Cook, A. (2000). American accent training. Hauppauge, NY: Baron’s Educational Series.

Dauer, R. M. (1993). Accurate English: A complete course in pronunciation. Englewood Cliffs, NJ: Regents/Prentice Hall.

Hagen, S. A., & Grogan, P. E. (1992). Sound advantage: A pronunciation book. Englewood Cliffs, NJ: Prentice-Hall.

Handschuh, J., & Simounet de Geigel, A. S. (1985). Improving oral communication. Englewood Cliffs, NJ: Prentice-Hall.
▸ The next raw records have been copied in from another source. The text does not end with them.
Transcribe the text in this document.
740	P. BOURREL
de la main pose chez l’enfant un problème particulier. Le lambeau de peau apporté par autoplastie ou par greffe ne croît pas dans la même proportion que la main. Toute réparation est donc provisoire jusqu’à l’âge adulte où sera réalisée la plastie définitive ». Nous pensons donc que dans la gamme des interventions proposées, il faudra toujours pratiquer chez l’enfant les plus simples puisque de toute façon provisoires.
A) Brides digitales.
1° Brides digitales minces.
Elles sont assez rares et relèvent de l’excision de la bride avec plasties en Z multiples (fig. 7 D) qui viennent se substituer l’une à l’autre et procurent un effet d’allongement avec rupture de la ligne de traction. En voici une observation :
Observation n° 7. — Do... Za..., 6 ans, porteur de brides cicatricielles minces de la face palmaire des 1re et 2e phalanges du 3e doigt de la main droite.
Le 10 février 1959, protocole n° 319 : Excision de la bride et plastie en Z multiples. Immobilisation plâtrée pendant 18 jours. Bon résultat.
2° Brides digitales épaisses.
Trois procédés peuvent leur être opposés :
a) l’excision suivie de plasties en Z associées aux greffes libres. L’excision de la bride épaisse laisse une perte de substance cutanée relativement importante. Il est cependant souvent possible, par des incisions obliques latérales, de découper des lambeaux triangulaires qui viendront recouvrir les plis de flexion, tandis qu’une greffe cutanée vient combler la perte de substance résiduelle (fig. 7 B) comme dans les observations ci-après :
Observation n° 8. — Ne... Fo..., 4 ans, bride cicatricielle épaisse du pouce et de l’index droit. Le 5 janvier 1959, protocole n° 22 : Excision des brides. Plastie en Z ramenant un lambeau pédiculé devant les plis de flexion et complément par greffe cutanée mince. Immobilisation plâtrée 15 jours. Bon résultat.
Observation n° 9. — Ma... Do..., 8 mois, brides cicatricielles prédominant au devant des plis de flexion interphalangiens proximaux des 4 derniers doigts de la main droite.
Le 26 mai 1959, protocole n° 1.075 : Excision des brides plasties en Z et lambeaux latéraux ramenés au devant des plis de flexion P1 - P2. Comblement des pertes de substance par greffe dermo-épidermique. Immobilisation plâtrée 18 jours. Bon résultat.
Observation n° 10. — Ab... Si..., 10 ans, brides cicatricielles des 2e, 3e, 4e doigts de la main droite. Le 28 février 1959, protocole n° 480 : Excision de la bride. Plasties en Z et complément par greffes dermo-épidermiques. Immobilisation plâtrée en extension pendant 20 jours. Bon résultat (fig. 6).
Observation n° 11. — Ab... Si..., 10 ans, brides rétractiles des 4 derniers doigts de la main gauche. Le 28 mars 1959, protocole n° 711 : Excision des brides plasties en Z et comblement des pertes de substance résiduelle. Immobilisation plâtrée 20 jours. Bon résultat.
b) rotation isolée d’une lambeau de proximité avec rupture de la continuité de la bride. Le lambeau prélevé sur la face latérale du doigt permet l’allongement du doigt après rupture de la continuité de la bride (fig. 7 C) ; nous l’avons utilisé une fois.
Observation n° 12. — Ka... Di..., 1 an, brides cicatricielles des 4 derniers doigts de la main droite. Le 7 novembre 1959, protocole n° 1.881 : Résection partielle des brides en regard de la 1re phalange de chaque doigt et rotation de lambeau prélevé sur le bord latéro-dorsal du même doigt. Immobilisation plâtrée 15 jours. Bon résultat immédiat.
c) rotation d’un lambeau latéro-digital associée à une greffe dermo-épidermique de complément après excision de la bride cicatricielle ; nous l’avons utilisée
Jenkins, J. (2000). The phonology of English as an international language: New models, new norms, new goals. Oxford, England: Oxford University Press.

Jenner, B. (1989). Teaching pronunciation: The common core. Speak Out! 4, 2–4.

Kaiser, D. (2014). Grunt and cheer: Teaching North American vowels through native speaker utterances. In The Conference Proceedings of MIDTESOL: Cultivating Best Practices in ESL, 2012 (pp. 133–149). Retrieved from http://midtesol.org/docs/MIDTESOL_Proceedings_2012.pdf

Lane, L. (2005). Focus on pronunciation: 3. White Plains, NY: Longman.

Prator, C. H., Jr., & Robinett, B. W. (1972). Manual of American English pronunciation. New York, NY: Holt, Rinehart and Winston.

Walker, R. (2010). Teaching the pronunciation of English as a lingua franca. Oxford, England: Oxford University Press.


DJ Kaiser, PhD, is an assistant professor and coordinator of TESL at Webster University, in St. Louis, Missouri. He has taught ESL at the University of Illinois, Parkland Community College, and Washington University in St. Louis and has also been a visiting professor at the University of Barcelona. He has presented on topics such as pronunciation, translation studies, ELT, and program development throughout the United States and in China, Mexico, Spain, Greece, the Netherlands, and soon Canada.